The first thing to do when you get your new monitor is to remove the calibration profile you have installed, otherwise the colours on the new monitor will be completely wrong (as the calibration profile is specific to your Samsung). You can do this in the Color Management section of Control Panel. This (after a reboot) should mean that photos start to look the same between Lightroom and Windows (unless you have a misconfiguration somewhere -- if they don't, stop there as we need to fix that!).

You will then need to decide if the Dell is close enough to accurate to not bother calibrating, or if you want to calibrate that too. Bear in mind that if you can't get the Colormunki to generate an ICCv2 profile, you will go back to seeing differences between LR/PS and Windows, although as the Dell should be closer to accurate out of the box, the differences will probably be smaller.

This stuff is very complicated, so if any of that doesn't make sense, or if you have questions, please ask :)
August 2nd, 2014
@abirkill That does make sense and explains why it was still off after calibration.

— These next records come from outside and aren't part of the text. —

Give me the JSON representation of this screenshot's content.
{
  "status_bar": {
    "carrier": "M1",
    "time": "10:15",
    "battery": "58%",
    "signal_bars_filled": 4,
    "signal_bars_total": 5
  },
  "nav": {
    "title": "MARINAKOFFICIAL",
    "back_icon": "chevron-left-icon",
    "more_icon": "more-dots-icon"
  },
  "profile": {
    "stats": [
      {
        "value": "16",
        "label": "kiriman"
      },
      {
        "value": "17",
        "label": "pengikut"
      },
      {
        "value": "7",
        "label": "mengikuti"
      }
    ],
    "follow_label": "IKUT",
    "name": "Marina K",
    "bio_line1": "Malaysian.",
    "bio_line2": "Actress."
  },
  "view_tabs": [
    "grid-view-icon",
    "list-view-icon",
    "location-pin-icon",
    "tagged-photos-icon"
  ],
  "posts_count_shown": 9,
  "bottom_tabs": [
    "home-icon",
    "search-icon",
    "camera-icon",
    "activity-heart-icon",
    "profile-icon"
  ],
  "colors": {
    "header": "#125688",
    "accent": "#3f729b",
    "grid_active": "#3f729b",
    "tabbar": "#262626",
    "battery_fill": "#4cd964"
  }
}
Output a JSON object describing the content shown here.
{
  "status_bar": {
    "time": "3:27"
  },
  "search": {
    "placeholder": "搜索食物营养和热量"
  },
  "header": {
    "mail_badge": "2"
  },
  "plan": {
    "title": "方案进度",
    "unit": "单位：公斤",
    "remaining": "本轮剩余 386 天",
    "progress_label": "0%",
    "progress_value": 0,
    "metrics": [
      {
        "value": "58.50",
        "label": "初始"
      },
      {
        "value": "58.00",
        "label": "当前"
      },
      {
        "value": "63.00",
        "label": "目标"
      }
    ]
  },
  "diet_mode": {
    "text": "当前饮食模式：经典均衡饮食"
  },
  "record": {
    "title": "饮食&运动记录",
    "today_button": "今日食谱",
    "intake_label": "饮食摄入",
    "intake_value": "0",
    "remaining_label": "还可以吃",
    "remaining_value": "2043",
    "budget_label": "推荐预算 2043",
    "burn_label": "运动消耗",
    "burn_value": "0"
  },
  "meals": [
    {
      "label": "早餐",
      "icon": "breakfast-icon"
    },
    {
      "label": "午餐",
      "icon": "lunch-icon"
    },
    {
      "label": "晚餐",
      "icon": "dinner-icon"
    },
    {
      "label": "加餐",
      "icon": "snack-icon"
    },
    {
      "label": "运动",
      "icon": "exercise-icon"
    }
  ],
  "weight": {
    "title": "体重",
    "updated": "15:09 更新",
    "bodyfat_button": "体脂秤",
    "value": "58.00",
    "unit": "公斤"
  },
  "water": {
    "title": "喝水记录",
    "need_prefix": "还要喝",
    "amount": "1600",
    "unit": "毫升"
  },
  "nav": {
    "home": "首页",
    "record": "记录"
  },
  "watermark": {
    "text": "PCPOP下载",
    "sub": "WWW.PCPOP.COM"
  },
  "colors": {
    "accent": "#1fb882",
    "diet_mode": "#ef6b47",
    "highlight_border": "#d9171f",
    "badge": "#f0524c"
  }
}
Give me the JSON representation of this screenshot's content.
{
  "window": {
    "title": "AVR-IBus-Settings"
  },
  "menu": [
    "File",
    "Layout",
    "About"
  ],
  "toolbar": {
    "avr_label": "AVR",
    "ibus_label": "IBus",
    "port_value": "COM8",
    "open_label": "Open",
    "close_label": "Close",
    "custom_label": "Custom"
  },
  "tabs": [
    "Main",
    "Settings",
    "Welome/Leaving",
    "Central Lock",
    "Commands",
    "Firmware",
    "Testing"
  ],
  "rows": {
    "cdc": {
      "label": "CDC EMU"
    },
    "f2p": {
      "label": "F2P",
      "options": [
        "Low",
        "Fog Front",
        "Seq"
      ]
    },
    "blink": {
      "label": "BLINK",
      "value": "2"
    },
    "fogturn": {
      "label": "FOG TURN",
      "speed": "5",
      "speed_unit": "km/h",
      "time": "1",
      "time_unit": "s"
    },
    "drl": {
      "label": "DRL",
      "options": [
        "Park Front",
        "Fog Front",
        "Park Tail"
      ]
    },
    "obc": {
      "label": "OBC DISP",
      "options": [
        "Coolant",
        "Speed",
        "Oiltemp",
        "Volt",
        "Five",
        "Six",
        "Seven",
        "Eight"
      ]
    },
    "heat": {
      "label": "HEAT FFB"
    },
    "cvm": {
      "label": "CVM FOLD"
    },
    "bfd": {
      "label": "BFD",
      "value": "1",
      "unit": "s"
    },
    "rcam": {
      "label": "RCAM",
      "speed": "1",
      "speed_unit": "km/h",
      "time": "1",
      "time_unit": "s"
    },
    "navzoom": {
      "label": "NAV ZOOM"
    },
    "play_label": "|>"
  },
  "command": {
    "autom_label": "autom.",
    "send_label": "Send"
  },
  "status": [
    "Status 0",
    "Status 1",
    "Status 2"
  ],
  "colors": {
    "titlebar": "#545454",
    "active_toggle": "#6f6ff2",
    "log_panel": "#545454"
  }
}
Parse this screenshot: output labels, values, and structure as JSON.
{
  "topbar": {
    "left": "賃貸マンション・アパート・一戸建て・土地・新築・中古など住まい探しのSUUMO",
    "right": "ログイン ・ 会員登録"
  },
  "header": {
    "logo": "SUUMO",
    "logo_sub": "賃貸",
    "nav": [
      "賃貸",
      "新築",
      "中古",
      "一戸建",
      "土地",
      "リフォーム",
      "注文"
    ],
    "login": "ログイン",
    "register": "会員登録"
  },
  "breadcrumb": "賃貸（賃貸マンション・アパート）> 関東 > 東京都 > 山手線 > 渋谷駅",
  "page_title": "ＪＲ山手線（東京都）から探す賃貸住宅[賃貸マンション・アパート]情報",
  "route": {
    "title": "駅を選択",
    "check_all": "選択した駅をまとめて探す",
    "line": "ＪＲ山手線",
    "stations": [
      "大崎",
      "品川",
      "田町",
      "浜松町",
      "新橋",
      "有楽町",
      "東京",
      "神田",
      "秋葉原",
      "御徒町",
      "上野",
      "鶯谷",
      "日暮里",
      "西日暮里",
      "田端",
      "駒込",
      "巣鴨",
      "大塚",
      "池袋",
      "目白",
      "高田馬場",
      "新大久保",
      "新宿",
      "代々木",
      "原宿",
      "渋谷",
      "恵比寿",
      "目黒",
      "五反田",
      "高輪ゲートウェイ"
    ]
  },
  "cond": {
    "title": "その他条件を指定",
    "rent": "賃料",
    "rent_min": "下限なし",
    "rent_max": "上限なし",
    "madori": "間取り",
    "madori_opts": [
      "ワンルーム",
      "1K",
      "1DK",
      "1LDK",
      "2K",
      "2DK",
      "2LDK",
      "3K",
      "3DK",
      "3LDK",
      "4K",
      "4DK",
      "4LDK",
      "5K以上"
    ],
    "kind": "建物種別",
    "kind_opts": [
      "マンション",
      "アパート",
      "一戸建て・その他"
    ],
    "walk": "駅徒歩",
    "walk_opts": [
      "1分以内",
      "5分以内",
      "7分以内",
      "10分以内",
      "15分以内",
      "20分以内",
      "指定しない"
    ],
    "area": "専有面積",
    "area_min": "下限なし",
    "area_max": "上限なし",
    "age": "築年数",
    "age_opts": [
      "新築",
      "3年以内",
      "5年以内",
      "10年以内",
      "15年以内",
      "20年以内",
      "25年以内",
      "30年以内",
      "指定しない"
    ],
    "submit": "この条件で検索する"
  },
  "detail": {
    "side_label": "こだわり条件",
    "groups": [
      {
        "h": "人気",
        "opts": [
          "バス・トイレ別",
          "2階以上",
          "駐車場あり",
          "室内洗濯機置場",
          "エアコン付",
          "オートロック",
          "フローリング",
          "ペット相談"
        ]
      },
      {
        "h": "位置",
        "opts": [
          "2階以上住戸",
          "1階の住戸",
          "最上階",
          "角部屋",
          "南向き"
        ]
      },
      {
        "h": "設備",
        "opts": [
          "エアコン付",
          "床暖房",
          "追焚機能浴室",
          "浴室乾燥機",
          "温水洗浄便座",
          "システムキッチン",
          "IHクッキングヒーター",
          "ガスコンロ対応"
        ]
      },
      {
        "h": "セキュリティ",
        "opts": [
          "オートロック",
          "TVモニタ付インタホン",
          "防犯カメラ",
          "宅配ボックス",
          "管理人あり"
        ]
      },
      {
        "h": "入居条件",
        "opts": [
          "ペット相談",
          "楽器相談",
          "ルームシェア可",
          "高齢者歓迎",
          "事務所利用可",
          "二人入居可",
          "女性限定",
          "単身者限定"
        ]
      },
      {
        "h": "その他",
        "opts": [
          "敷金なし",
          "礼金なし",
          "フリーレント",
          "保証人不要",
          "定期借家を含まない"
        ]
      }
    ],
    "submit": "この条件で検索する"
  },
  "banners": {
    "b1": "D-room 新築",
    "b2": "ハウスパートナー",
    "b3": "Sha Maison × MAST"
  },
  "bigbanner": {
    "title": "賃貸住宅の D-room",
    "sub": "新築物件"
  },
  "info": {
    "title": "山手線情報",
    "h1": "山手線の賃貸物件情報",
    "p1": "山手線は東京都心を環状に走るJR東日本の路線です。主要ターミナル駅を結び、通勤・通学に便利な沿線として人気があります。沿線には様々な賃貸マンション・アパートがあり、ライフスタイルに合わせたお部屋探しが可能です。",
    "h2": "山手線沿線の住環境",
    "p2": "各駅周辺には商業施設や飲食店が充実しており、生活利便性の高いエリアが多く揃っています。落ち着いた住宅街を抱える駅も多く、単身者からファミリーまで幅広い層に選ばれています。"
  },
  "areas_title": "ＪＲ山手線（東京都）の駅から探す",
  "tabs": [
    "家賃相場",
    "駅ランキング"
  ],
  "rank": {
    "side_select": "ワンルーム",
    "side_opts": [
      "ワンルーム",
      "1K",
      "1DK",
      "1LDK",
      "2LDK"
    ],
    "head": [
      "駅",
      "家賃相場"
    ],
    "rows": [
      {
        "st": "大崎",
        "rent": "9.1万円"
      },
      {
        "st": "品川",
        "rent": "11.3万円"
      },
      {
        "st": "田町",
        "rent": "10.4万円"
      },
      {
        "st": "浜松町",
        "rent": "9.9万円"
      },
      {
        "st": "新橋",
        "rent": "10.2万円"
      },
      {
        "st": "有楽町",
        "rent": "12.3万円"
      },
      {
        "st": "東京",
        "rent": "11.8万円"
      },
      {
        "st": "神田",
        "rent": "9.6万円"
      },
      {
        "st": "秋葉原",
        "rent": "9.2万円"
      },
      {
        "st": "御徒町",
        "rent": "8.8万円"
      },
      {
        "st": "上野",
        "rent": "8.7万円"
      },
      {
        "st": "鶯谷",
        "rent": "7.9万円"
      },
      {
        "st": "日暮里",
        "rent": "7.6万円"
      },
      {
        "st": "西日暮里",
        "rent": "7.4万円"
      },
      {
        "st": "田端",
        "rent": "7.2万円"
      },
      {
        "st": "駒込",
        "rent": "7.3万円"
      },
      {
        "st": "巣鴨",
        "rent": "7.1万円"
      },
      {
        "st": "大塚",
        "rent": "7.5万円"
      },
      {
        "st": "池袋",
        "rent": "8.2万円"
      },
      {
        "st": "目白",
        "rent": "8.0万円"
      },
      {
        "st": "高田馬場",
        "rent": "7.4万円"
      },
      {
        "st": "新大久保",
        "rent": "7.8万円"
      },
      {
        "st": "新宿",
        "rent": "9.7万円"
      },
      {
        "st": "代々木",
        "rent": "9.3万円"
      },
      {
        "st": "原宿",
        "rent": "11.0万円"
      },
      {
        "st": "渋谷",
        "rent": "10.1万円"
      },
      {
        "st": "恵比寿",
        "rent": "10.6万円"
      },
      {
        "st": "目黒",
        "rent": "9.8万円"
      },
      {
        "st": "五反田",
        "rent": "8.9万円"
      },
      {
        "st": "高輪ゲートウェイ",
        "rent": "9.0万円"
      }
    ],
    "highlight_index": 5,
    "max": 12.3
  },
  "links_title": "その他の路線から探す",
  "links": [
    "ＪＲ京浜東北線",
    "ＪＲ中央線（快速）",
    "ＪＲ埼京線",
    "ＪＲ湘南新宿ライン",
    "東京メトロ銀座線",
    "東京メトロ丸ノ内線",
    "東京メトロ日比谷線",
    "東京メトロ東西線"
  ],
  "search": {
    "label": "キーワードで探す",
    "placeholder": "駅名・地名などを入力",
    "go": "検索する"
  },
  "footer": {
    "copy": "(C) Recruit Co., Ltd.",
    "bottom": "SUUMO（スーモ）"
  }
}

The reason I calibrated to begin with was because of how horrible it looked displayed on the desktop. Calibration did improve it but not enough for my liking. I was also noting on some site (smugmug) some images did not display the same as I was seeing in PS/LR

The Dell U2412M arrived today and it is amazing. I did remove the Samsung profiles before I installed the new montior and while the color was amazing overall but a bit cool I did calibrate just to be on the safe side and have my printer print close to what I see (It didn't without the smile profile with the samsung) so I did calibrate and it warmed up my images to what they should be.

Thank you for taking time to explain the profiles for me and how they work. I greatly appreciate it.